Molecular Evolution and Phylogenetic Tree reconstruction The second portion of the lecture focused on mathematically modeling molecular evolution. Molecular evolution occurs due to changes in DNA copies from one generation to the next. These changes are usually due to small insertions and deletions, often of a single base. Even though larger mutation events occur, we will focus on modeling these single base change events. Proteins (genes) evolve by both duplication and species divergence. A gene that creates a protein is highly specialized. A few changes in the regulatory sequence, improper splicing, or a few amino acid errors may result in a dysfunctional protein. How do we get amazing gene diversity? The answer centers on the process of duplication.
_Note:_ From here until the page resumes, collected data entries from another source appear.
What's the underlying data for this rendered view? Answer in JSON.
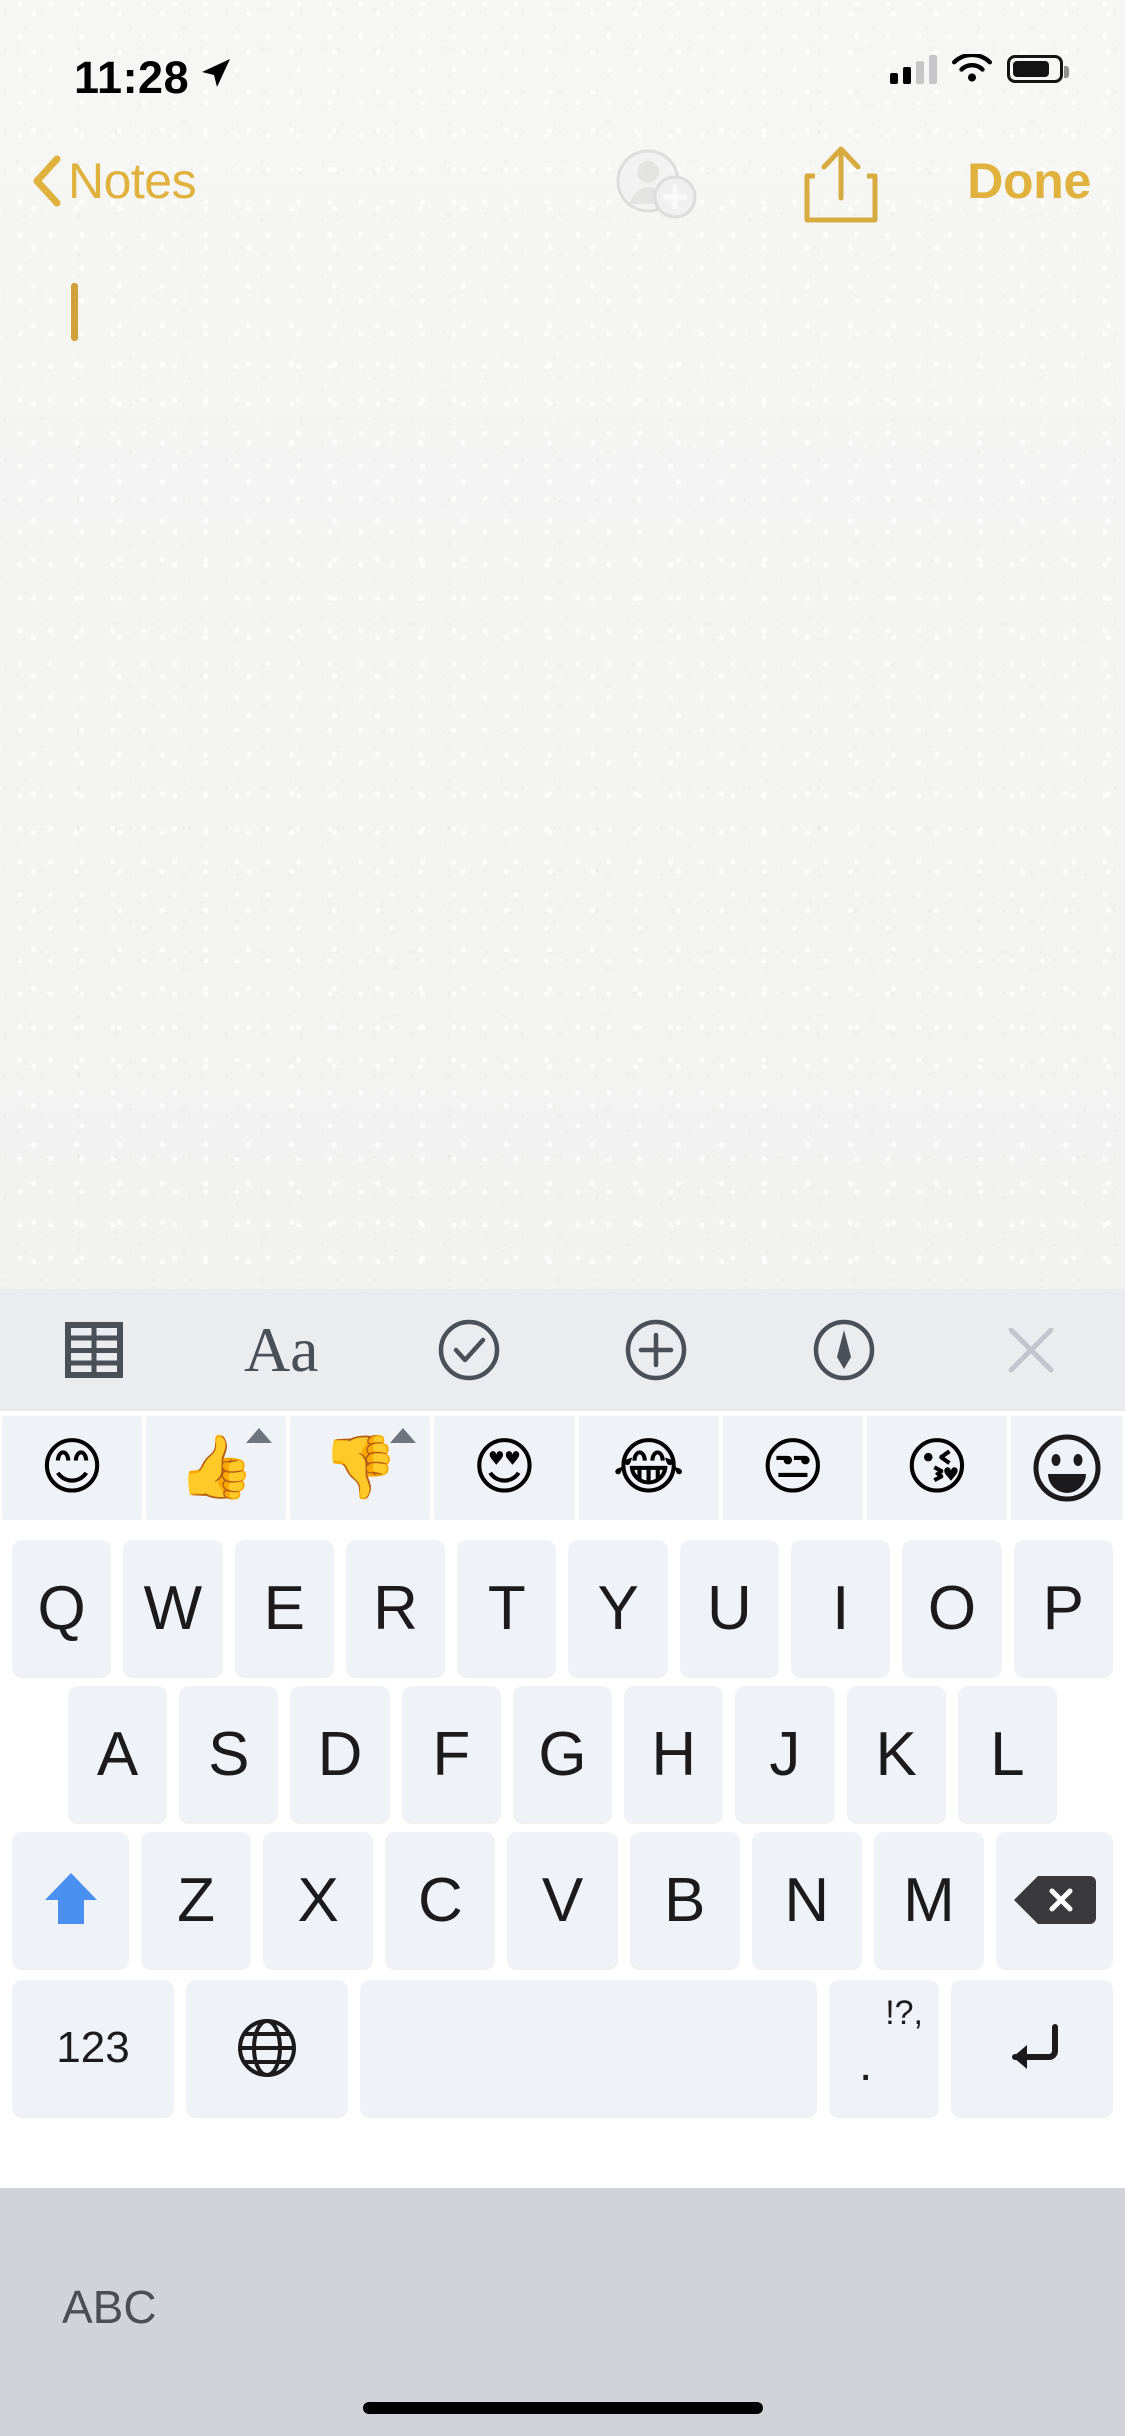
{
  "status_bar": {
    "time": "11:28",
    "location_icon": "location-arrow-icon",
    "cellular_icon": "cellular-bars-icon",
    "cellular_bars_filled": 2,
    "cellular_bars_total": 4,
    "wifi_icon": "wifi-icon",
    "battery_icon": "battery-icon",
    "battery_level_percent": 72
  },
  "nav_bar": {
    "back_label": "Notes",
    "back_icon": "chevron-left-icon",
    "add_person_icon": "add-person-icon",
    "share_icon": "share-icon",
    "done_label": "Done",
    "accent_color": "#e0b13c",
    "disabled_color": "#c9c9c9"
  },
  "note": {
    "text": "",
    "caret_color": "#cfa23a",
    "paper_color": "#f4f4f3"
  },
  "format_toolbar": {
    "background": "#eaecf0",
    "items": [
      {
        "name": "table-icon",
        "label": "Table"
      },
      {
        "name": "text-format-icon",
        "label": "Aa"
      },
      {
        "name": "checklist-icon",
        "label": "Checklist"
      },
      {
        "name": "add-attachment-icon",
        "label": "Add"
      },
      {
        "name": "markup-pen-icon",
        "label": "Markup"
      },
      {
        "name": "close-icon",
        "label": "Close"
      }
    ]
  },
  "emoji_predictions": {
    "background": "#eff2f7",
    "items": [
      {
        "emoji": "😊",
        "name": "smiling-face-emoji",
        "has_variant_marker": false
      },
      {
        "emoji": "👍",
        "name": "thumbs-up-emoji",
        "has_variant_marker": true
      },
      {
        "emoji": "👎",
        "name": "thumbs-down-emoji",
        "has_variant_marker": true
      },
      {
        "emoji": "😍",
        "name": "heart-eyes-emoji",
        "has_variant_marker": false
      },
      {
        "emoji": "😂",
        "name": "tears-of-joy-emoji",
        "has_variant_marker": false
      },
      {
        "emoji": "😒",
        "name": "unamused-face-emoji",
        "has_variant_marker": false
      },
      {
        "emoji": "😘",
        "name": "blowing-kiss-emoji",
        "has_variant_marker": false
      }
    ],
    "keyboard_toggle": {
      "name": "emoji-keyboard-icon",
      "glyph": "☺"
    }
  },
  "keyboard": {
    "row1": [
      "Q",
      "W",
      "E",
      "R",
      "T",
      "Y",
      "U",
      "I",
      "O",
      "P"
    ],
    "row2": [
      "A",
      "S",
      "D",
      "F",
      "G",
      "H",
      "J",
      "K",
      "L"
    ],
    "row3": [
      "Z",
      "X",
      "C",
      "V",
      "B",
      "N",
      "M"
    ],
    "shift_label": "shift-key",
    "delete_label": "delete-key",
    "numbers_label": "123",
    "globe_label": "globe-key",
    "space_label": "",
    "punct_small": "!?,",
    "punct_dot": ".",
    "return_label": "return-key",
    "shift_active_color": "#4a90f0",
    "key_background": "#eff2f7"
  },
  "bottom_bar": {
    "abc_label": "ABC",
    "background": "#d1d3d8"
  }
}
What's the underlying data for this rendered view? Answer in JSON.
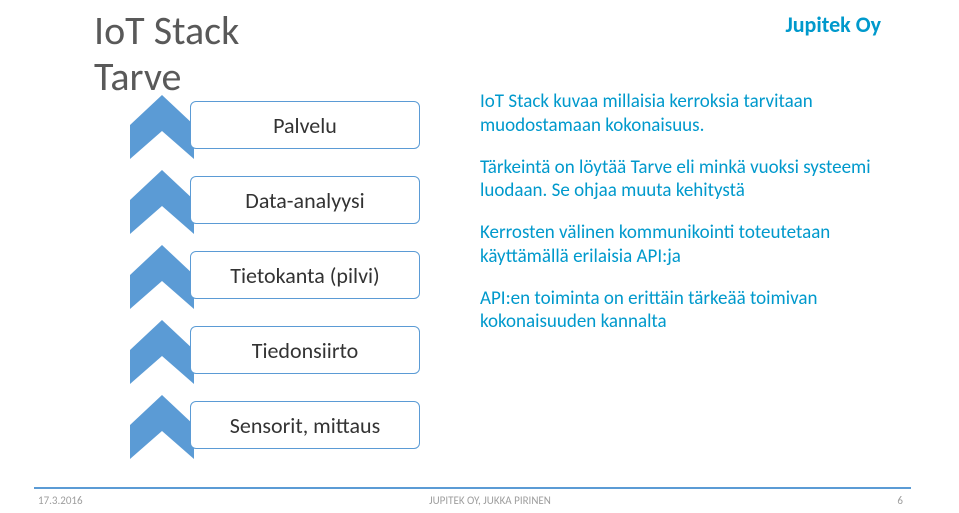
{
  "brand": "Jupitek Oy",
  "title": {
    "line1": "IoT Stack",
    "line2": "Tarve"
  },
  "stack_layers": [
    {
      "label": "Palvelu"
    },
    {
      "label": "Data-analyysi"
    },
    {
      "label": "Tietokanta (pilvi)"
    },
    {
      "label": "Tiedonsiirto"
    },
    {
      "label": "Sensorit, mittaus"
    }
  ],
  "paragraphs": [
    "IoT Stack kuvaa millaisia kerroksia tarvitaan muodostamaan kokonaisuus.",
    "Tärkeintä on löytää Tarve eli minkä vuoksi systeemi luodaan. Se ohjaa muuta kehitystä",
    "Kerrosten välinen kommunikointi toteutetaan käyttämällä erilaisia API:ja",
    "API:en toiminta on erittäin tärkeää toimivan kokonaisuuden kannalta"
  ],
  "footer": {
    "date": "17.3.2016",
    "center": "JUPITEK OY, JUKKA PIRINEN",
    "page": "6"
  },
  "colors": {
    "accent": "#5b9bd5",
    "brand": "#0099cc"
  }
}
Suppose we have 1 functional gene, but after some event it is duplicated, so now the genome contains two functional copies of the gene. Now, one of the copies can evolve while the other maintains its original function. This allows the organism to keep making the protein encoded by the original gene while simultaneously allowing new proteins to be formed as the other copy is mutated. Orthology and Paralogy Homologs can be classified as either orthologs or paralogs. Orthologs are derived from speciation, paralogs are everything else. In this tree, duplication events are represented as red squares, and speciation events are represented as blue circles. To determine if two genes are orthologs or paralogs, follow the edges of the tree back to where they converge. If they converge at a red square, then they are paralogs, if they converge at a blue circle, they are orthologs.

Phylogenies Phylogenies are a compact way of representing the evolution of species. In a phylogenetic tree, nodes are species, edges are time of independent evolution, edge length represents evolutionary time (genetic distance, not necessarily chronological time). Above is a phylogeny tree of species sequenced so far.